Даже природа не радовалась ее возвращению! Что это, дурное предзнаменование? Марго засунула руки в карманы, чтобы уберечь их от пронизывающего ветра. «Пожалуй, никто в Темплтон-хаусе не станет встречать меня с распростертыми объятиями, – подумала она с мрачной усмешкой. – И жирного тельца для блудной дочери закалывать не будут».

Впрочем, у нее нет права на это рассчитывать.

Усталым жестом Марго вытащила из пучка шпильки и распустила волосы по плечам. Так гораздо приятнее – хоть в чем-то чувствуешь свободу. Она швырнула шпильки вниз и вспомнила вдруг, как они в детстве кидали с этой скалы в море цветы.

Цветы для Серафины… Какой романтичной казалась им тогда легенда о девушке, бросившейся в тоске и отчаянии с утеса в море!

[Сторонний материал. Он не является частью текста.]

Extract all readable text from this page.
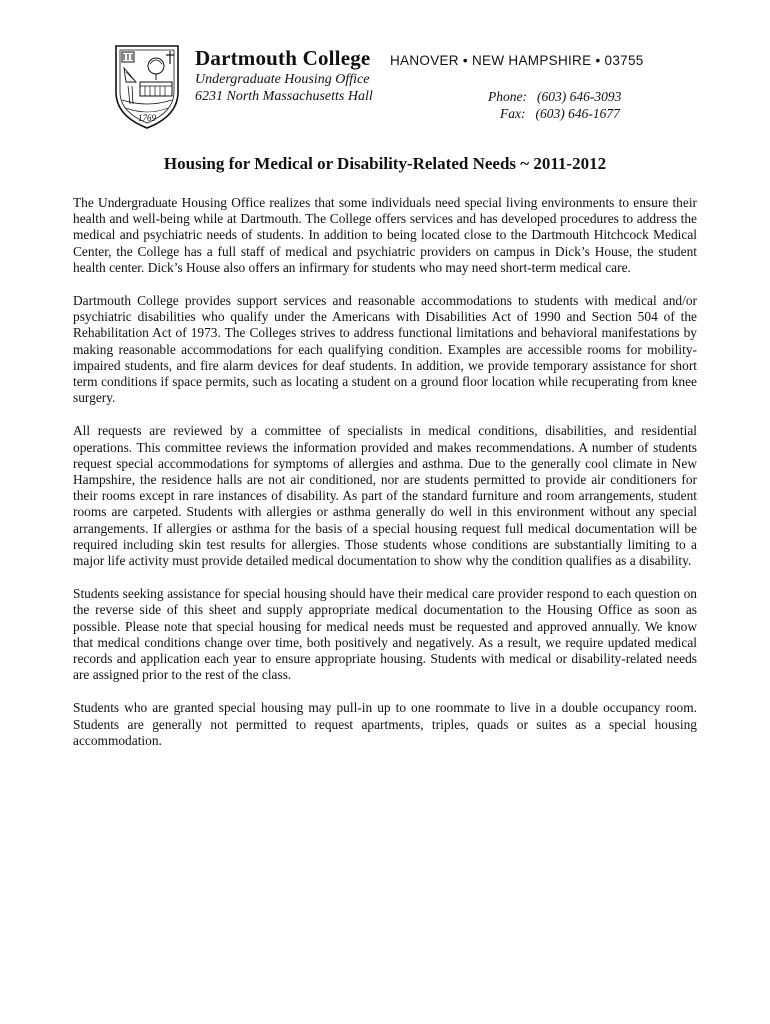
1769
Dartmouth College
Undergraduate Housing Office
6231 North Massachusetts Hall
HANOVER • NEW HAMPSHIRE • 03755
Phone: (603) 646-3093
Fax: (603) 646-1677
Housing for Medical or Disability-Related Needs ~ 2011-2012

The Undergraduate Housing Office realizes that some individuals need special living environments to ensure their health and well-being while at Dartmouth. The College offers services and has developed procedures to address the medical and psychiatric needs of students. In addition to being located close to the Dartmouth Hitchcock Medical Center, the College has a full staff of medical and psychiatric providers on campus in Dick’s House, the student health center. Dick’s House also offers an infirmary for students who may need short-term medical care.

Dartmouth College provides support services and reasonable accommodations to students with medical and/or psychiatric disabilities who qualify under the Americans with Disabilities Act of 1990 and Section 504 of the Rehabilitation Act of 1973. The Colleges strives to address functional limitations and behavioral manifestations by making reasonable accommodations for each qualifying condition. Examples are accessible rooms for mobility-impaired students, and fire alarm devices for deaf students. In addition, we provide temporary assistance for short term conditions if space permits, such as locating a student on a ground floor location while recuperating from knee surgery.

All requests are reviewed by a committee of specialists in medical conditions, disabilities, and residential operations. This committee reviews the information provided and makes recommendations. A number of students request special accommodations for symptoms of allergies and asthma. Due to the generally cool climate in New Hampshire, the residence halls are not air conditioned, nor are students permitted to provide air conditioners for their rooms except in rare instances of disability. As part of the standard furniture and room arrangements, student rooms are carpeted. Students with allergies or asthma generally do well in this environment without any special arrangements. If allergies or asthma for the basis of a special housing request full medical documentation will be required including skin test results for allergies. Those students whose conditions are substantially limiting to a major life activity must provide detailed medical documentation to show why the condition qualifies as a disability.

Students seeking assistance for special housing should have their medical care provider respond to each question on the reverse side of this sheet and supply appropriate medical documentation to the Housing Office as soon as possible. Please note that special housing for medical needs must be requested and approved annually. We know that medical conditions change over time, both positively and negatively. As a result, we require updated medical records and application each year to ensure appropriate housing. Students with medical or disability-related needs are assigned prior to the rest of the class.

Students who are granted special housing may pull-in up to one roommate to live in a double occupancy room. Students are generally not permitted to request apartments, triples, quads or suites as a special housing accommodation.
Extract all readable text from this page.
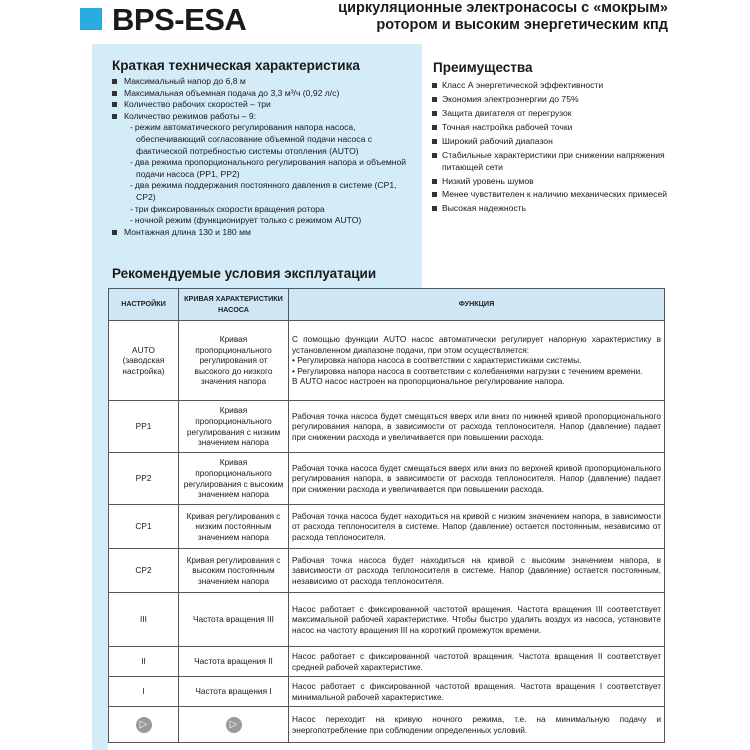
BPS-ESA	циркуляционные электронасосы с «мокрым»
ротором и высоким энергетическим кпд
Краткая техническая характеристика
Максимальный напор до 6,8 м
Максимальная объемная подача до 3,3 м³/ч (0,92 л/с)
Количество рабочих скоростей – три
Количество режимов работы – 9:
- режим автоматического регулирования напора насоса, обеспечивающий согласование объемной подачи насоса с фактической потребностью системы отопления (AUTO)
- два режима пропорционального регулирования напора и объемной подачи насоса (PP1, PP2)
- два режима поддержания постоянного давления в системе (CP1, CP2)
- три фиксированных скорости вращения ротора
- ночной режим (функционирует только с режимом AUTO)
Монтажная длина 130 и 180 мм
Преимущества
Класс А энергетической эффективности
Экономия электроэнергии до 75%
Защита двигателя от перегрузок
Точная настройка рабочей точки
Широкий рабочий диапазон
Стабильные характеристики при снижении напряжения питающей сети
Низкий уровень шумов
Менее чувствителен к наличию механических примесей
Высокая надежность
Рекомендуемые условия эксплуатации
НАСТРОЙКИ	КРИВАЯ ХАРАКТЕРИСТИКИ НАСОСА	ФУНКЦИЯ
AUTO (заводская настройка)	Кривая пропорционального регулирования от высокого до низкого значения напора	С помощью функции AUTO насос автоматически регулирует напорную характеристику в установленном диапазоне подачи, при этом осуществляется:
• Регулировка напора насоса в соответствии с характеристиками системы.
• Регулировка напора насоса в соответствии с колебаниями нагрузки с течением времени.
В AUTO насос настроен на пропорциональное регулирование напора.

PP1	Кривая пропорционального регулирования с низким значением напора	Рабочая точка насоса будет смещаться вверх или вниз по нижней кривой пропорционального регулирования напора, в зависимости от расхода теплоносителя. Напор (давление) падает при снижении расхода и увеличивается при повышении расхода.
PP2	Кривая пропорционального регулирования с высоким значением напора	Рабочая точка насоса будет смещаться вверх или вниз по верхней кривой пропорционального регулирования напора, в зависимости от расхода теплоносителя. Напор (давление) падает при снижении расхода и увеличивается при повышении расхода.
CP1	Кривая регулирования с низким постоянным значением напора	Рабочая точка насоса будет находиться на кривой с низким значением напора, в зависимости от расхода теплоносителя в системе. Напор (давление) остается постоянным, независимо от расхода теплоносителя.
CP2	Кривая регулирования с высоким постоянным значением напора	Рабочая точка насоса будет находиться на кривой с высоким значением напора, в зависимости от расхода теплоносителя в системе. Напор (давление) остается постоянным, независимо от расхода теплоносителя.
III	Частота вращения III	Насос работает с фиксированной частотой вращения. Частота вращения III соответствует максимальной рабочей характеристике. Чтобы быстро удалить воздух из насоса, установите насос на частоту вращения III на короткий промежуток времени.
II	Частота вращения II	Насос работает с фиксированной частотой вращения. Частота вращения II соответствует средней рабочей характеристике.
I	Частота вращения I	Насос работает с фиксированной частотой вращения. Частота вращения I соответствует минимальной рабочей характеристике.
▷	▷	Насос переходит на кривую ночного режима, т.е. на минимальную подачу и энергопотребление при соблюдении определенных условий.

Лора всегда при этом плакала, Кейт серьезно и торжественно смотрела на летящие к воде букеты. А Марго поражала отчаянность и смелость этого шага: раз – и в море!

Сказать по правде, ей и самой сейчас впору было сделать подобный шаг…

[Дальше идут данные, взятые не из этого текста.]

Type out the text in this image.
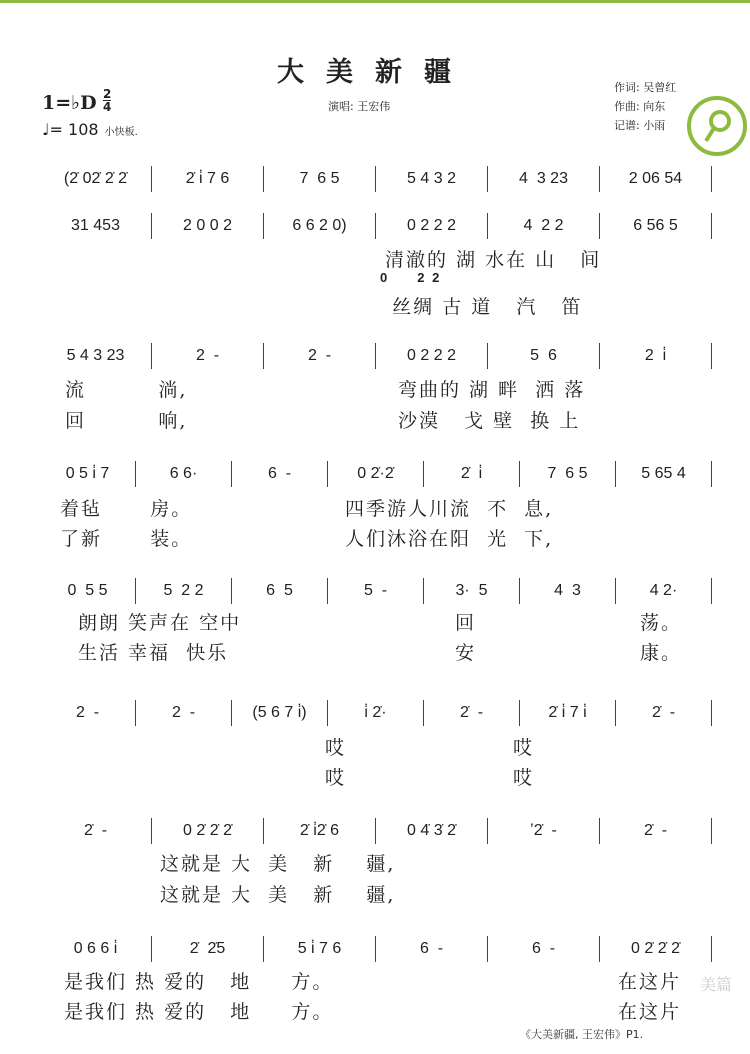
大美新疆
1=♭D 2
4
♩= 108 小快板.
演唱: 王宏伟
作词: 吴曾红
作曲: 向东
记谱: 小雨
(2̇ 02̇ 2̇ 2̇	2̇ i̇ 7 6	7  6 5	5 4 3 2	4  3 23	2 06 54
31 453	2 0 0 2	6 6 2 0)	0 2 2 2	4  2 2	6 56 5
5 4 3 23	2  -	2  -	0 2 2 2	5  6	2  i̇
0 5 i̇ 7	6 6·	6  -	0 2̇·2̇	2̇  i̇	7  6 5	5 65 4
0  5 5	5  2 2	6  5	5  -	3·  5	4  3	4 2·
2  -	2  -	(5 6 7 i̇)	i̇ 2̇·	2̇  -	2̇ i̇ 7 i̇	2̇  -
2̇  -	0 2̇ 2̇ 2̇	2̇ i̇2̇ 6	0 4̇ 3̇ 2̇	ʼ2̇  -	2̇  -
0 6 6 i̇	2̇  2̇5	5 i̇ 7 6	6  -	6  -	0 2̇ 2̇ 2̇
清澈的 湖 水在 山   间
0     2 2
丝绸 古 道   汽   笛
流         淌,	弯曲的 湖 畔  洒 落
回         响,	沙漠   戈 壁  换 上
着毡      房。	四季游人川流  不  息,
了新      装。	人们沐浴在阳  光  下,
朗朗 笑声在 空中	回	荡。
生活 幸福  快乐	安	康。
哎	哎
哎	哎
这就是 大  美   新    疆,
这就是 大  美   新    疆,
是我们 热 爱的   地     方。	在这片
是我们 热 爱的   地     方。	在这片
《大美新疆, 王宏伟》P1.
美篇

Глаза Марго, огромные васильковые глаза, которые так любили фотографы, смотрели устало. Когда самолет приземлился в Монтерее, она аккуратно подкрасилась и в такси, везшем ее в Биг Сур, снова подправила макияж. Что-что, а нужное лицо себе нарисовать она умела! Никто и не догадается, как Марго сейчас бледна. Конечно, она осунулась, но ведь фотографы больше всего в ее лице любили красиво очерченные скулы.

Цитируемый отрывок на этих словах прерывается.